For the past two decades – we have been told that if we are skint we shouldn’t take risk. Employers who were skint weren’t allowed to take on risk in their pension schemes without loading up with gilts. Savers who were approaching retirement were encouraged to take less risk and load up with gilts. LDI and Lifestyle between them may end up costing us collectively over £700bn , that’s a lot more than £1,00o pa off all of our pensions.
In the past two years we have lost money by not taking risk. Now the Mansion House Reforms urge us to take more risk. Same Government who made us de-risk is now making us re-risk!
An admission of failure?
The Government don’t seem to be taking any responsibility for touting LDI and Lifestyle through its “risk-based regulator” the Pensions Regulator.
Shamelessly, they have blamed everyone but themselves for LDI and the Lifestyle crisis’ of 2022. Indeed they haven’t even acknowledged that DC has had its own investement crisis which saw hundred’s of thousands of savers lose over 20% of their pot as they approached retirement.
For many DB schemes and for many DC savers, there is no time left to reap the rewards of taking risk, because they face the prospect of having to cash out what’s left of their DC pots just to get by.
“For you my friends – saving is over”
The Government is happy to promote a pensions boost from taking on risk to those who can, but keeps very quiet about selling a generation of savers down the swanny with the fake risk-free investments – gilts.
Risk is rewarded over time ? Only if you take it
There is a second admission of failure that we aren’t hearing from Jeremy Hunt or anyone else in Government. It is the Government policy of hunkering down on cost and charges for two decades.
First we had the stakeholder price cap, then the workplace pension charge cap and lately we’ve had a race to the bottom on price as employers pick up on Government policy that emphasised price over value until very recently.
The result is that many of us are in workplace DC pension funds that don’t take any risk but the market risk represented by an index of listed stocks. Most of our money follows market capitalisation away from the UK and to the US and emerging markets.
We take unwitting bets on currency as a result making the investment return we get a lottery. Then – once we become “mature savers” (over 50), we lose what little risk we’ve taken in return for “investment” in bonds, gilts and cash.
At a time when DB actuaries are considering people at the halfway point of their pension careers, we are de-risking people so that they can spend their last 40 years “risk free” or should I say “fake risk free”.

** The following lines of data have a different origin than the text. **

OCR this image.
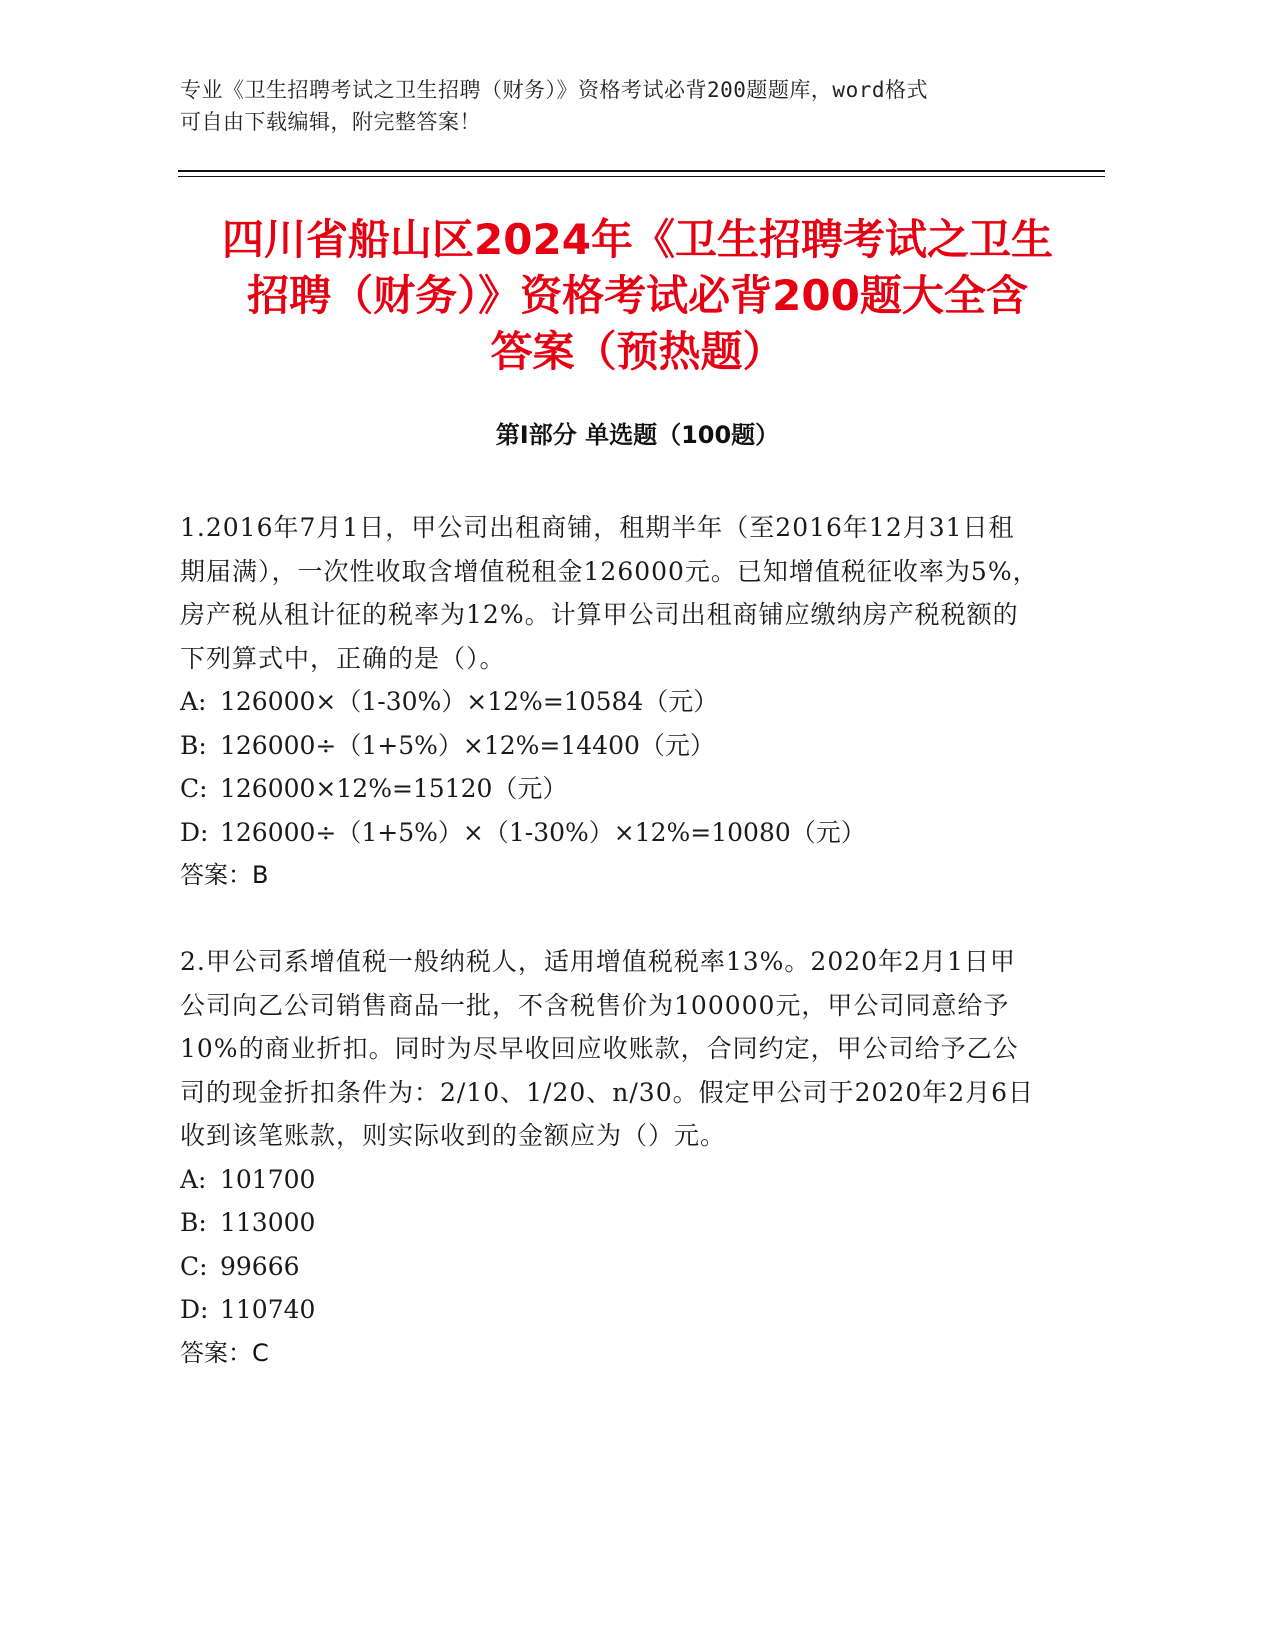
专业《卫生招聘考试之卫生招聘（财务）》资格考试必背200题题库，word格式
可自由下载编辑，附完整答案！
四川省船山区2024年《卫生招聘考试之卫生
招聘（财务）》资格考试必背200题大全含
答案（预热题）
第Ⅰ部分 单选题（100题）

1.2016年7月1日，甲公司出租商铺，租期半年（至2016年12月31日租期届满），一次性收取含增值税租金126000元。已知增值税征收率为5%，房产税从租计征的税率为12%。计算甲公司出租商铺应缴纳房产税税额的下列算式中，正确的是（）。

A: 126000×（1-30%）×12%=10584（元）

B: 126000÷（1+5%）×12%=14400（元）

C: 126000×12%=15120（元）

D: 126000÷（1+5%）×（1-30%）×12%=10080（元）

答案：B

2.甲公司系增值税一般纳税人，适用增值税税率13%。2020年2月1日甲公司向乙公司销售商品一批，不含税售价为100000元，甲公司同意给予10%的商业折扣。同时为尽早收回应收账款，合同约定，甲公司给予乙公司的现金折扣条件为：2/10、1/20、n/30。假定甲公司于2020年2月6日收到该笔账款，则实际收到的金额应为（）元。

A: 101700

B: 113000

C: 99666

D: 110740

答案：C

The truth is that most of us take on far too little risk in our DC investments and that’s not our fault, it’s the fault of the DC default funds we are in, funds created by trustees and pension firms – under the beady eyes of the regulators.

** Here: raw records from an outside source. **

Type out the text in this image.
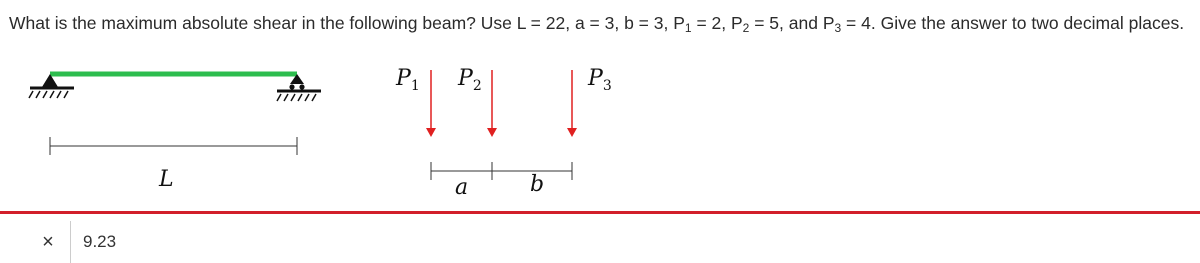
What is the maximum absolute shear in the following beam? Use L = 22, a = 3, b = 3, $P_1 = 2$, $P_2 = 5$, and $P_3 = 4$. Give the answer to two decimal places.
L
$P_1$ $P_2$	$P_3$
a	b
×	9.23
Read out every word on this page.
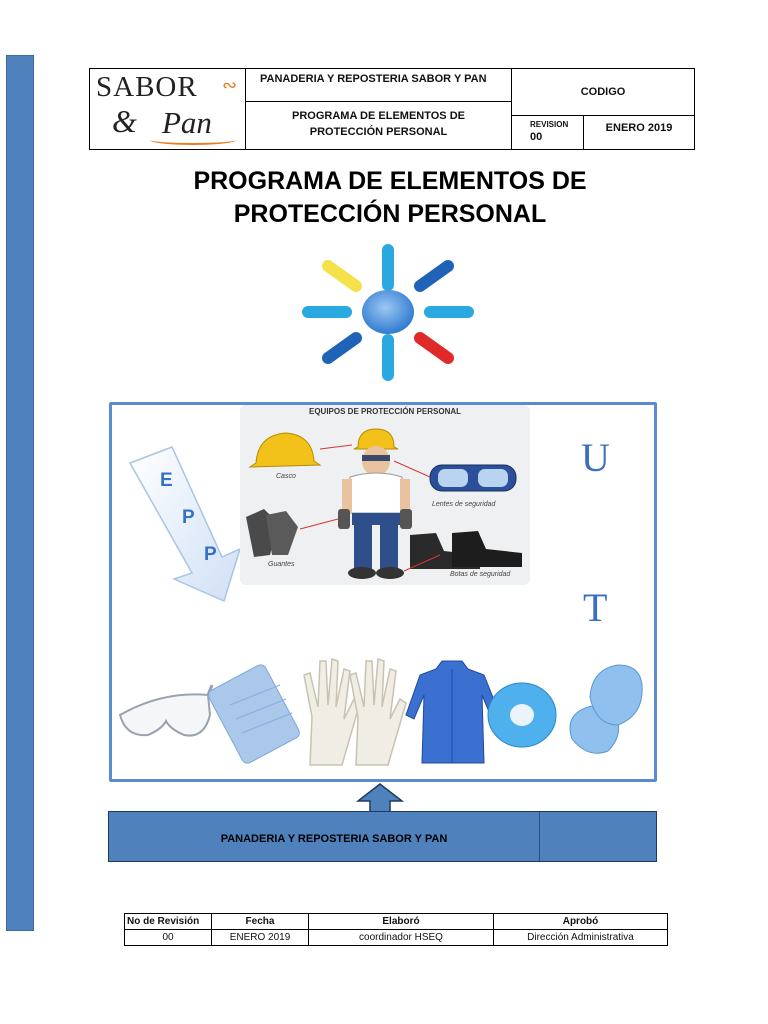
SABOR ∾
& Pan
PANADERIA Y REPOSTERIA SABOR Y PAN
PROGRAMA DE ELEMENTOS DE
PROTECCIÓN PERSONAL
CODIGO
REVISION
00
ENERO 2019
PROGRAMA DE ELEMENTOS DE
PROTECCIÓN PERSONAL
E
P
P
EQUIPOS DE PROTECCIÓN PERSONAL
Casco
Lentes de seguridad
Guantes
Botas de seguridad
U
T
PANADERIA Y REPOSTERIA SABOR Y PAN
No de Revisión	Fecha	Elaboró	Aprobó
00	ENERO 2019	coordinador HSEQ	Dirección Administrativa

The prolonged failure of pension scheme regulation
To me, the Mansion House reforms are a welcome return to sanity after 20 years of investment insanity that lost us savers billions by our not taking on risk.
It should also be taken as an admission – 20 years late – that the road to de-risking is a cul-de-sac. Many pension vehicles are still stuck down that cul-de-sac and the sooner they consolidate or sell themselves to an insurer or superfund the better.
Analysis shows a difference in returns between schemes over a 5-year period of up to 46% in some cases. This means that a saver with a pot of £10,000 could have notionally lost £5,000 over a 5-year period from being in a lowest performing scheme.
The pension firms that have failed over the past five years are the firms that hedged their natural sources of risk – their cupboard is bare, they face extinction from the VFM framework.
The firms that have prospered have exposed members to market risk and found new markets where that risk is manageable to member’s favor.
But these are schemes that have the size to have budgets for the kind of restach needed to take risk.
Shamefully, many large workplace pensions have scale but take no risk.
It is time to get tough on such firms and time to have a new broom at the regulator that let them (and their DB counterparts) destroy so much value.
I’m glad that the Government has belatedly come to its senses over Pension investment. I grieve for the millions who have paid the price to keep wanted risk off the table.